不是上官仙儿赏的,是方应看吩咐的。
事情发生得很平常。那天早上,方应看出门之前,在书房门口站了一会儿,看着苏瑶在廊檐下擦栏杆。她蹲在地上,干布从左到右,一节一节地擦,动作不快不慢,和擦书架、擦楼梯、擦任何东西都一样。方应看看了几秒,转身要走,忽然停下。
“周叔。”他说。
周伯从门后面走出来:“侯爷。”
“早膳还有燕窝吗?”
“有。厨房炖了一盅,还没动。”
“端来给她。”
方应看没有看苏瑶,说完就走了。周伯站在原地看着他的背影,脸上没有什么表情,但眼睛里闪过一丝不易察觉的光。他转过头,看着蹲在栏杆前的苏瑶。苏瑶也看着他,手里还捏着那块湿布。
“侯爷赏你的。”周伯说。他的语气平平的,像在说“今天天气不错”。
苏瑶低下头:“谢侯爷。”
周伯去厨房端燕窝了。苏瑶蹲在原地,手里继续擦栏杆,但脑子里在想:方应看为什么赏她燕窝?
她想了几种可能。
第一种,他发现了她不吃东西的习惯,想试探她。一个婢女,不吃粗粮馒头可以解释为“不饿”或“脾胃不好”,但连燕窝都不吃,就说不通了。燕窝是贵重的东西,一个穷苦出身的孤女,得到了侯爷赏的燕窝,应该受宠若惊、感激涕零、一滴不剩地吃完。如果不吃,就是有问题。

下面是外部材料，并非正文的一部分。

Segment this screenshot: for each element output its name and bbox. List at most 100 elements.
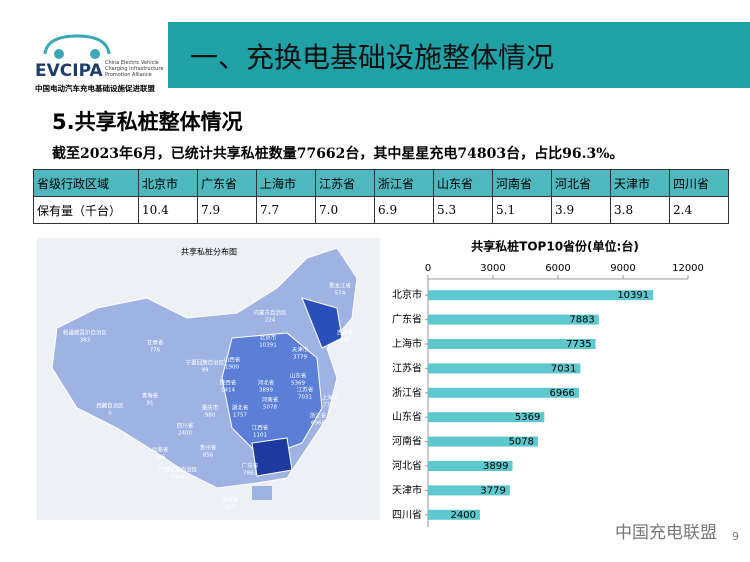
bar [428, 363, 581, 374]
map-region-value: 2400 [178, 431, 192, 437]
table-cell: 2.4 [669, 196, 729, 224]
map-region-name: 山西省 [224, 356, 241, 364]
table-cell: 河南省 [492, 169, 552, 197]
map-title: 共享私桩分布图 [181, 247, 237, 257]
value-label: 5369 [515, 412, 540, 423]
map-region-value: 224 [265, 318, 276, 324]
map-region-name: 上海市 [322, 394, 339, 402]
table-cell: 北京市 [138, 169, 198, 197]
value-label: 3899 [483, 461, 508, 472]
bar [428, 436, 539, 447]
bar [428, 314, 599, 325]
table-cell: 四川省 [669, 169, 729, 197]
table-cell: 广东省 [197, 169, 257, 197]
y-tick-label: 四川省 [392, 508, 422, 521]
x-tick-label: 6000 [545, 263, 570, 274]
map-region-name: 吉林省 [337, 329, 354, 337]
table-cell: 浙江省 [374, 169, 434, 197]
y-tick-label: 北京市 [392, 288, 422, 301]
table-cell: 3.9 [551, 196, 611, 224]
map-region-value: 3779 [293, 355, 307, 361]
map-region-name: 贵州省 [200, 444, 217, 452]
map-region-name: 海南省 [222, 496, 239, 504]
bar [428, 339, 596, 349]
map-region-name: 北京市 [260, 334, 277, 342]
map-region-value: 1414 [221, 388, 235, 394]
map-region-name: 广东省 [242, 462, 259, 470]
table-cell: 保有量（千台） [33, 196, 139, 224]
map-region-value: 6966 [311, 421, 325, 427]
table-cell: 山东省 [433, 169, 493, 197]
map-region-value: 786 [155, 455, 166, 461]
x-tick-label: 0 [425, 263, 431, 274]
map-south [251, 437, 293, 477]
map-region-value: 99 [202, 368, 209, 374]
map-northeast [301, 297, 343, 349]
bar [428, 387, 579, 398]
map-region-name: 四川省 [177, 422, 194, 430]
map-region-name: 内蒙古自治区 [253, 309, 287, 317]
map-region-name: 陕西省 [220, 379, 237, 387]
map-region-name: 黑龙江省 [329, 282, 352, 290]
table-cell: 5.1 [492, 196, 552, 224]
map-region-name: 江西省 [252, 424, 269, 432]
y-tick-label: 浙江省 [392, 386, 422, 399]
table-cell: 10.4 [138, 196, 198, 224]
map-region-name: 河南省 [262, 396, 279, 404]
chart-title: 共享私桩TOP10省份(单位:台) [471, 239, 639, 254]
y-tick-label: 河南省 [392, 435, 422, 448]
map-region-value: 7883 [243, 471, 257, 477]
value-label: 7883 [569, 315, 594, 326]
chart: 共享私桩TOP10省份(单位:台) 0 3000 6000 9000 12000 北京市 10… [392, 239, 704, 527]
table-cell: 3.8 [610, 196, 670, 224]
value-label: 3779 [480, 485, 505, 496]
map-region-name: 浙江省 [310, 412, 327, 420]
bar [428, 461, 513, 471]
map-region-name: 宁夏回族自治区 [186, 359, 225, 367]
map-region-name: 山东省 [290, 372, 307, 380]
map-east [221, 332, 323, 459]
page-number: 9 [732, 530, 739, 543]
map-region-value: 186 [340, 338, 351, 344]
x-tick-label: 3000 [480, 263, 505, 274]
map-region-value: 829 [225, 505, 236, 511]
logo-text: EVCIPA [35, 61, 103, 81]
y-tick-label: 江苏省 [392, 361, 422, 374]
x-tick-label: 9000 [610, 263, 635, 274]
value-label: 5078 [509, 437, 534, 448]
title: 一、充换电基础设施整体情况 [190, 41, 555, 74]
table-cell: 6.9 [374, 196, 434, 224]
logo-box: EVCIPA China Electric Vehicle Charging I… [35, 28, 165, 98]
map-region-value: 1757 [233, 413, 247, 419]
table-cell: 天津市 [610, 169, 670, 197]
map-region-value: 1404 [171, 475, 185, 481]
map-hainan [252, 486, 272, 500]
table-cell: 7.0 [315, 196, 375, 224]
y-tick-label: 上海市 [392, 337, 422, 350]
map-region-value: 7031 [298, 395, 312, 401]
map-region-name: 广西壮族自治区 [159, 466, 198, 474]
map-region-name: 甘肃省 [147, 339, 164, 347]
map-region-value: 10391 [259, 343, 277, 349]
map-region-name: 重庆市 [202, 404, 219, 412]
map-region-name: 新疆维吾尔自治区 [63, 329, 108, 337]
y-tick-label: 河北省 [392, 459, 422, 472]
table-row: 省级行政区域 北京市 广东省 上海市 江苏省 浙江省 山东省 河南省 河北省 天津市 四川省 [33, 169, 729, 197]
map-region-value: 1101 [253, 433, 267, 439]
map-region-value: 3899 [259, 388, 273, 394]
title-bar: 一、充换电基础设施整体情况 [168, 22, 750, 88]
map-region-name: 湖北省 [232, 404, 249, 412]
table-cell: 7.9 [197, 196, 257, 224]
value-label: 7735 [566, 339, 591, 350]
value-label: 6966 [549, 388, 574, 399]
map-region-value: 856 [203, 453, 214, 459]
y-tick-label: 山东省 [392, 410, 422, 423]
map-region-name: 天津市 [292, 346, 309, 354]
map-region-value: 574 [335, 291, 346, 297]
map-region-name: 河北省 [258, 379, 275, 387]
summary: 截至2023年6月，已统计共享私桩数量77662台，其中星星充电74803台，占… [52, 146, 624, 162]
table: 省级行政区域 北京市 广东省 上海市 江苏省 浙江省 山东省 河南省 河北省 天津市 四川省 保有量（… [33, 169, 729, 224]
map-region-value: 1900 [225, 365, 239, 371]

第二种,他只是在展示恩惠。侯爷对下人好,下人会更忠心。一碗燕窝不值几个钱,但能让一个婢女记住他的好。这是上位者常用的手段,成本低,收益高。
第三种,他什么都不想。只是想赏,就赏了。这种可能性最小,因为方应看不是那种“想做什么就做什么”的人。他的每一个举动都有目的,至少苏瑶观察到的每一个举动都有目的。
她不确定是哪种,但她决定:这碗燕窝,她得吃。
不是因为怕暴露,是因为没必要为了一碗燕窝惹麻烦。吃一口又不会死。
好吧,她不会死,但她也不喜欢吃。燕窝这种东西,在她原来的世界里,她吃过。没什么味道,滑滑的,像鼻涕。她不讨厌,也不喜欢。但为了任务,她可以吃。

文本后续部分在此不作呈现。